After the Black Death and the Hundred Years’ War in Europe in the 14th Century, there was a belief that the End of Days was nigh. Medieval Europeans lived through their apocalypse somehow, with religious fervour, and a belief that the devil moved among them, part of their everyday existence.

Is the modern appeal of the disaster movie a reflection of an old reaction to the feeling that the world and its machinations are beyond our control? World economies are fragile, we rely on technolgy that could be wiped out by a single electro-magnetic pulse, and climate change that will affect all our lives is looking increasingly like a given.  In popular culture we look to science to save us, look for a hero to rise – a scientific hero, with an answer to impending doom.  As the survivors look skywards at clearing storm clouds, we too heave a sigh of relief that disaster has been averted. Just for a moment, we share the glory, share the feeling that we will live to fight another day. It is a reflection of our survival instinct, our need to believe in the continuity of life, even when, in reality, that continuity is looking ever more fragile.



Movie Madness


So here I am again, shouting at the TV screen. It’s happening again. I’ve lost count of how many good movies have let me down this way, usually in the really good action scene at the end. There’s a clever, feisty heroine, a good fighter, so far showing no signs of a penchant for hysteria. The hero takes on the villain for the final battle. Does the heroine join in? Not on your life. She sits in a corner and screams for all she’s worth.

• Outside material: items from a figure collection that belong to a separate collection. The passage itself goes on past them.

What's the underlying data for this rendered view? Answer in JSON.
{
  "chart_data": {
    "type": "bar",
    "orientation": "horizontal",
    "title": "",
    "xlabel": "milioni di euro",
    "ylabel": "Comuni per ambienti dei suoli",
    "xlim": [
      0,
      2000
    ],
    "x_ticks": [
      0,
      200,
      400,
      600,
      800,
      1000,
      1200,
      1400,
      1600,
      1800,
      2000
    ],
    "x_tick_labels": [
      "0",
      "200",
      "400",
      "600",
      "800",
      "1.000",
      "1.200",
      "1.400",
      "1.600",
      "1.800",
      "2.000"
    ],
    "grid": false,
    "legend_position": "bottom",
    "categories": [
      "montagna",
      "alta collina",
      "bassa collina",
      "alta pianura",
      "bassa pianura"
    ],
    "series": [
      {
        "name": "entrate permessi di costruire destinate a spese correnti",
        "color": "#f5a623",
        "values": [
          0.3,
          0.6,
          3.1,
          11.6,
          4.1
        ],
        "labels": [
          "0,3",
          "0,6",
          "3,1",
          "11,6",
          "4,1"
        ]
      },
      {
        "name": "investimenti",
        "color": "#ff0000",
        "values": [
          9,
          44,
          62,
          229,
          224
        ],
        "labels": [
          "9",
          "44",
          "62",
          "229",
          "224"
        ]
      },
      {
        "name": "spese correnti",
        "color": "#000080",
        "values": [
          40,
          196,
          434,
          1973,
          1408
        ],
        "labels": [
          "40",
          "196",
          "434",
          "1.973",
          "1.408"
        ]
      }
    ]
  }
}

Robin Hood, Prince of Thieves is memorable for the intensity of Marian’s screams in the fight between Robin and Nottingham. All through the film, Marian shows the pluck required of her, even taking Robin on in hand to hand combat without uttering a squeak. So what happens when she could be really useful and help out when it matters? She cowers and whimpers. Then she starts screaming. It happens a lot. Maybe directors assume that it’s good for female characters to show their feminine side in this way.

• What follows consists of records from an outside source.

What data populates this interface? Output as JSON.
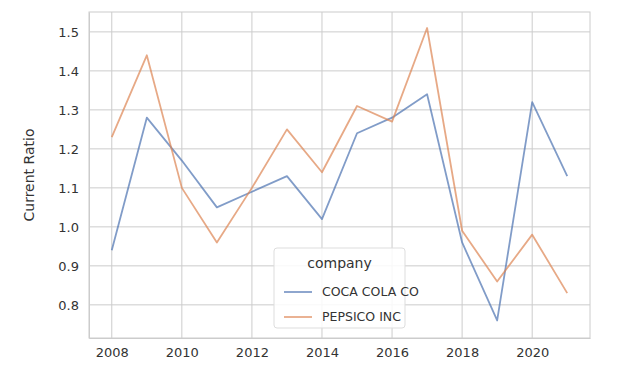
{
  "chart_data": {
    "type": "line",
    "y_label": "Current Ratio",
    "legend_title": "company",
    "legend": "lower center",
    "grid": true,
    "x": [
      2008,
      2009,
      2010,
      2011,
      2012,
      2013,
      2014,
      2015,
      2016,
      2017,
      2018,
      2019,
      2020,
      2021
    ],
    "series": [
      {
        "name": "COCA COLA CO",
        "color": "#4c72b0",
        "values": [
          0.94,
          1.28,
          1.17,
          1.05,
          1.09,
          1.13,
          1.02,
          1.24,
          1.28,
          1.34,
          0.96,
          0.76,
          1.32,
          1.13
        ]
      },
      {
        "name": "PEPSICO INC",
        "color": "#dd8452",
        "values": [
          1.23,
          1.44,
          1.1,
          0.96,
          1.1,
          1.25,
          1.14,
          1.31,
          1.27,
          1.51,
          0.99,
          0.86,
          0.98,
          0.83
        ]
      }
    ],
    "xlim": [
      2007.35,
      2021.65
    ],
    "xticks": [
      2008,
      2010,
      2012,
      2014,
      2016,
      2018,
      2020
    ],
    "ylim": [
      0.715,
      1.551
    ],
    "yticks": [
      {
        "value": 0.8,
        "label": "0.8"
      },
      {
        "value": 0.9,
        "label": "0.9"
      },
      {
        "value": 1.0,
        "label": "1.0"
      },
      {
        "value": 1.1,
        "label": "1.1"
      },
      {
        "value": 1.2,
        "label": "1.2"
      },
      {
        "value": 1.3,
        "label": "1.3"
      },
      {
        "value": 1.4,
        "label": "1.4"
      },
      {
        "value": 1.5,
        "label": "1.5"
      }
    ]
  }
}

Mind you, that’s not the only bad habit, displayed by both male and female characters, that has me ranting at the screen. For example, why, when they’re being chased, do characters always run UP the stairs? Down is better. Down is access to streets and people and places to run to. Up is bad. Up leads to a roof, with nowhere else to go without sprouting wings.

And what about the life-threatening impending disaster, bearing down on our plucky hero. Does he run like hell? No, he stands for a good few seconds, watching the tidal wave/lava flow/army of evil mutants bearing down on him, only reaching safety with a split-second to spare. If he’d moved more quickly he wouldn’t have cut it so fine.

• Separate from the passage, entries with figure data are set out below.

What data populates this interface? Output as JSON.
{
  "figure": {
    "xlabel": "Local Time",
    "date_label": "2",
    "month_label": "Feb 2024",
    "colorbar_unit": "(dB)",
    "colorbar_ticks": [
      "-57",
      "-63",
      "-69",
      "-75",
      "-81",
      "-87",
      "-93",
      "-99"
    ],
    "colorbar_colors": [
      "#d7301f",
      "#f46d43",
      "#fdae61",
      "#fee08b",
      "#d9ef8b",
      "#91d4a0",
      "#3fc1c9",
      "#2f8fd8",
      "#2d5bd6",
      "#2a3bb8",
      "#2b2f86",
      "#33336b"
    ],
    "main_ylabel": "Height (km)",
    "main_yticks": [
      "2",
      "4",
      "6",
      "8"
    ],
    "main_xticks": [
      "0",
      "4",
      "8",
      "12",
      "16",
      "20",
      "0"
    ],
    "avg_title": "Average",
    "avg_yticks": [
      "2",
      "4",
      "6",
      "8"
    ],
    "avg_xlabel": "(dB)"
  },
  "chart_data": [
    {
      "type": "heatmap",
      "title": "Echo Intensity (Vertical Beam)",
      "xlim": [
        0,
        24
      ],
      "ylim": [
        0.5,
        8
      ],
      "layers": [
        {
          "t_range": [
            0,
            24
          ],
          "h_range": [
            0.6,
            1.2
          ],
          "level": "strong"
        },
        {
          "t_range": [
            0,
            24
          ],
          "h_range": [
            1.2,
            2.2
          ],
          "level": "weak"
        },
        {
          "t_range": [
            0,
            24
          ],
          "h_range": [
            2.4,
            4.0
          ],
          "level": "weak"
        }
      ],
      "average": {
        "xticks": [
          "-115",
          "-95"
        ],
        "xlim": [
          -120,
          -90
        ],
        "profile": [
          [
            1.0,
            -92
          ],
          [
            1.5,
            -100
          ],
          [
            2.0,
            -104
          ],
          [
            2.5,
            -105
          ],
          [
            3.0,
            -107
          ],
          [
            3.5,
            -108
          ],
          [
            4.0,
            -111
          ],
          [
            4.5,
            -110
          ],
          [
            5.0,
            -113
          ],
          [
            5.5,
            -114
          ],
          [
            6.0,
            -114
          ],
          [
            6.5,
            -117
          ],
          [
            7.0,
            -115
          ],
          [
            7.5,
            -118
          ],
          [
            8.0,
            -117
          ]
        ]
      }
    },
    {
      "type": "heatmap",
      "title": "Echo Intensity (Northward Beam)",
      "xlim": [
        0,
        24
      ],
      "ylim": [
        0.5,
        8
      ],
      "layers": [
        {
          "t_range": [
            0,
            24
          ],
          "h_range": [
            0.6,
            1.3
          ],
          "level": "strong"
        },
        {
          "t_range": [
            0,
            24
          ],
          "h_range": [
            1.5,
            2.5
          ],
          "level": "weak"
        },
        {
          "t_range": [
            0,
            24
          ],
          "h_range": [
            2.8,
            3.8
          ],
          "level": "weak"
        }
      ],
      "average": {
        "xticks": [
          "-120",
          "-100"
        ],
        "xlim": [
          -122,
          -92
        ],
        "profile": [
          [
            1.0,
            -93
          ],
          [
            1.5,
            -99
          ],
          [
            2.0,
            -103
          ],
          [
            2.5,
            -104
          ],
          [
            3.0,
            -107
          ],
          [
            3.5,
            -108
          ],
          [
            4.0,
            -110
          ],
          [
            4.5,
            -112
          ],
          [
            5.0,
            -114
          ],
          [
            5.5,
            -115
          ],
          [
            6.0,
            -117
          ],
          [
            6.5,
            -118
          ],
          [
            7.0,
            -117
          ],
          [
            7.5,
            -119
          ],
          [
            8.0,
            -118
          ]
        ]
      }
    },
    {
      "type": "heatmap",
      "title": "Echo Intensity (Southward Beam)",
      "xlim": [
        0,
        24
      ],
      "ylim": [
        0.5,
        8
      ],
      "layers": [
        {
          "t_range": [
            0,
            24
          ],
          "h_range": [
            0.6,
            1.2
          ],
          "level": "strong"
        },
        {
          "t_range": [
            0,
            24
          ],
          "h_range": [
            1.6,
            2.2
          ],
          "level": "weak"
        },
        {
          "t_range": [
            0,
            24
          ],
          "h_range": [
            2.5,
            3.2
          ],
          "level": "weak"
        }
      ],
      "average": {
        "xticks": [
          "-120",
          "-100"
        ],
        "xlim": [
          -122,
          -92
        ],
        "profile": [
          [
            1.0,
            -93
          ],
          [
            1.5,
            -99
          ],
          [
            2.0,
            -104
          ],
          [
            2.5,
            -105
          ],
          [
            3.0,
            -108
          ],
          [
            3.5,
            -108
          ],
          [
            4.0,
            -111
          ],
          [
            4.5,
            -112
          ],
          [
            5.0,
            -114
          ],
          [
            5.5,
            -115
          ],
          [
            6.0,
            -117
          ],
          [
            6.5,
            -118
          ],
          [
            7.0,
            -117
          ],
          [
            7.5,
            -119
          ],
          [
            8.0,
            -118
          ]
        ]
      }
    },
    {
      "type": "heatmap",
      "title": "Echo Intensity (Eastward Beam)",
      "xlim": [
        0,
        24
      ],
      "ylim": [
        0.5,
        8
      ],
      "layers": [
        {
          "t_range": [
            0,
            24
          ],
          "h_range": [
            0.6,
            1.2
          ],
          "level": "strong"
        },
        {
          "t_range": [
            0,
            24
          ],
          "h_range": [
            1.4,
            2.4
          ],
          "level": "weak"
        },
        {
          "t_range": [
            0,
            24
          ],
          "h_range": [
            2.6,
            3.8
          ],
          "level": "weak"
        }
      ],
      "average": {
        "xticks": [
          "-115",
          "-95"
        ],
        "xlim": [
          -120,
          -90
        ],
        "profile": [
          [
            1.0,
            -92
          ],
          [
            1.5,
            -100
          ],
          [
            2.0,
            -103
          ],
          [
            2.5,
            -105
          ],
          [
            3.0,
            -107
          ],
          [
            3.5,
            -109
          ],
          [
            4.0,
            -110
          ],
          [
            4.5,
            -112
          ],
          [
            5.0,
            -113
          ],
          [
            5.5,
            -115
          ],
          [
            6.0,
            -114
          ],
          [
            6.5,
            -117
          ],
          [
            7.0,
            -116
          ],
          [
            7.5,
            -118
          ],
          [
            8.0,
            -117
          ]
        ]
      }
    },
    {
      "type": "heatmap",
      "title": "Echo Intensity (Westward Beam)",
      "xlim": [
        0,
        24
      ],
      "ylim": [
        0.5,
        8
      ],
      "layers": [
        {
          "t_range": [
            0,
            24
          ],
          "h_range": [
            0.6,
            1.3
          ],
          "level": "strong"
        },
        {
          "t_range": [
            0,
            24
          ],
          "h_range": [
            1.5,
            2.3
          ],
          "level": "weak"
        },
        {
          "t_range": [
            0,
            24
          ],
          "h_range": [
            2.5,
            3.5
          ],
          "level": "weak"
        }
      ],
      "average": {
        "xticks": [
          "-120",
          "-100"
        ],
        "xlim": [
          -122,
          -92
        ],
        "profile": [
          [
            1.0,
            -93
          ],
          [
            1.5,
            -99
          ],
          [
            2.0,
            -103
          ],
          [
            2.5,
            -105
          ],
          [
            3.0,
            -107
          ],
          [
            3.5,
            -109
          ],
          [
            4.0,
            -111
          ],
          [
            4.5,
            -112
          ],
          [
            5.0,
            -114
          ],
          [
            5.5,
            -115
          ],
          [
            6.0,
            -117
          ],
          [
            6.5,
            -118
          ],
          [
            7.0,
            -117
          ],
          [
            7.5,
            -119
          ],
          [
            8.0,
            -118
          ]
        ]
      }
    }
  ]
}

Then there’s the all-time classic. It’s a dark and stormy night. Woman (usually), scantily clad in pale, flowing night clothes, hears a suspicious noise outside. Does she lock all the doors, arm herself with a poker and sit tight? No. She Grabs a torch and goes out. In the middle of a storm. In her nightclothes. With no raincoat. Towards the danger. Having been in that situation many years ago, I can still recall the sheer terror I felt. Wild horses wouldn’t have dragged me from the safety of a well-lit, locked-down house out into the uncertain night.

I know suspense has to be generated in movies. But it seems to me that dashing to the roof or venturing into the storm are not only predictable, but also severely underestimate the intelligence of the audience. In movies, as in books, the suspension of disbelief is critical. When characters behave with such predictable stupidity it weakens them and seriously undermines the whole plot.

Sometimes, I am pleasantly surprised by the lack of screams, by characters who run down instead of up, and by rational responses to danger in the dark. These are the exceptions rather than the rule. Am I alone in wanting it to be the other way round?